You wrote: “It is likely that the loan to shareholder was reclassified”. Let’s reverse that and say it was a shareholder loan to corporation. If on the 2007 return it was on the balance sheet as a “shareholder loan to” and on the 2008 return it was reclassified as something else like “Additional Capital Contribution” for example, would that loan need to be recorded as a loan paid back and show up as a distribution (on K1) or is just reclassifying good enough?
Thanks.
Dave
It is a little rare to reclassify a loan from shareholder (to the corporation) to additional paid-in capital since those funds become part of the permanent capital stock of the corporation; however, there might have been concern that the corporation was too thinly capitalized. I prefer not to do this as it can cause problems later if the shareholder(s) take too much in distributions.
The reclassification would be good enough as far as documentation goes. It would not show up on the K-1.
If you placed property into the S-corp as a shareholder loan to the S-corp, can you remove property from S-corp as repayment of that loan to shareholder?
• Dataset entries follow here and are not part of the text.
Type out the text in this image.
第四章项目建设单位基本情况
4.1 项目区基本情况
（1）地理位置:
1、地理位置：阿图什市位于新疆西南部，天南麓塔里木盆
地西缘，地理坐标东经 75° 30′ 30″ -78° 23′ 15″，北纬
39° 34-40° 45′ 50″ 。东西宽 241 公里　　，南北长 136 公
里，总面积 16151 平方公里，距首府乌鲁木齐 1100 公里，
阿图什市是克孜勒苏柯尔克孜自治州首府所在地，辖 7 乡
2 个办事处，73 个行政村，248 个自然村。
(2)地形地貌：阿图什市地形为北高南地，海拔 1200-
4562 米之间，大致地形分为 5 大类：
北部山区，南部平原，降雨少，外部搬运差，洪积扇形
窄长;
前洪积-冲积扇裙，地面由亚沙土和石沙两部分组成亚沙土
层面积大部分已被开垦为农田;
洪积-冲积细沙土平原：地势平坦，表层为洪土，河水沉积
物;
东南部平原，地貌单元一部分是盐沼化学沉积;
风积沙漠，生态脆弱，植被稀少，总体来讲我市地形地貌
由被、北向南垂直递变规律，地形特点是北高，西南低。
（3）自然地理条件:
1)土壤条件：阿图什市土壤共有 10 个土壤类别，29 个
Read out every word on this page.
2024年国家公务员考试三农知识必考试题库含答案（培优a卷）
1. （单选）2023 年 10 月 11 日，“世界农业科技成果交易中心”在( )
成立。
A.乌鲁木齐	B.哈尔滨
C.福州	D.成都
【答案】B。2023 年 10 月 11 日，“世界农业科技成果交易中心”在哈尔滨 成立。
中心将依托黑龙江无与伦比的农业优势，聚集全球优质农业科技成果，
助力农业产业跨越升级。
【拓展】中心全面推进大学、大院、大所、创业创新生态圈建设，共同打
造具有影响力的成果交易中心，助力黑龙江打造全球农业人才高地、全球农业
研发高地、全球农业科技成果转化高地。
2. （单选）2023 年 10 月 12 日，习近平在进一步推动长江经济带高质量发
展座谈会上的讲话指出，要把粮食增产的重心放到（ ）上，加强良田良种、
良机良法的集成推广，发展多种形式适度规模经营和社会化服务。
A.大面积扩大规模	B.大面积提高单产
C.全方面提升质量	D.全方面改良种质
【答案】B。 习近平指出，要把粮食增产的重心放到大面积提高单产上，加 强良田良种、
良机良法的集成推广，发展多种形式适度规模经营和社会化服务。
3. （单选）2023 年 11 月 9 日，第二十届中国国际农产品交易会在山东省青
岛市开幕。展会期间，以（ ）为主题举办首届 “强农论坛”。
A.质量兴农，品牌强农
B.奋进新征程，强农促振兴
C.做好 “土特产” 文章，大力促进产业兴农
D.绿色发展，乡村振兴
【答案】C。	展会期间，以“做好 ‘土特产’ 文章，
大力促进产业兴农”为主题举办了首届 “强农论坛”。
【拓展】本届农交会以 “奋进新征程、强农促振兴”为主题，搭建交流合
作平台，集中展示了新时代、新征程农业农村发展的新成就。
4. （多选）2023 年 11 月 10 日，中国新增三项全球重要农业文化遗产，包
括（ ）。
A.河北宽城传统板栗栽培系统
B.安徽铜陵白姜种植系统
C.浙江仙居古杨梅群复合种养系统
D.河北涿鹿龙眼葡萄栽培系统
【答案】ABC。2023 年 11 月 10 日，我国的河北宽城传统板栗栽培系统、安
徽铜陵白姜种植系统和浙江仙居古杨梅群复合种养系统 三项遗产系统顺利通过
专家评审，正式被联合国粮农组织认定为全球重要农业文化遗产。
This shareholder owns 100%. And how do you value the property? Cost basis or current market value?
What if you never placed property into S-corp only cash? Can you still take property as repayment?
Actually, loans can only be cash. When you contribute property to a corporation it is valued at fair market value (or net book value if depreciated in a sole proprietorship or another entity) and becomes additional paid-in capital.
Any time you take property out of a corporation, it has to come out at fair market value, and it is effective “sold” to the shareholder.
This why you should never put appreciable property in a corporation.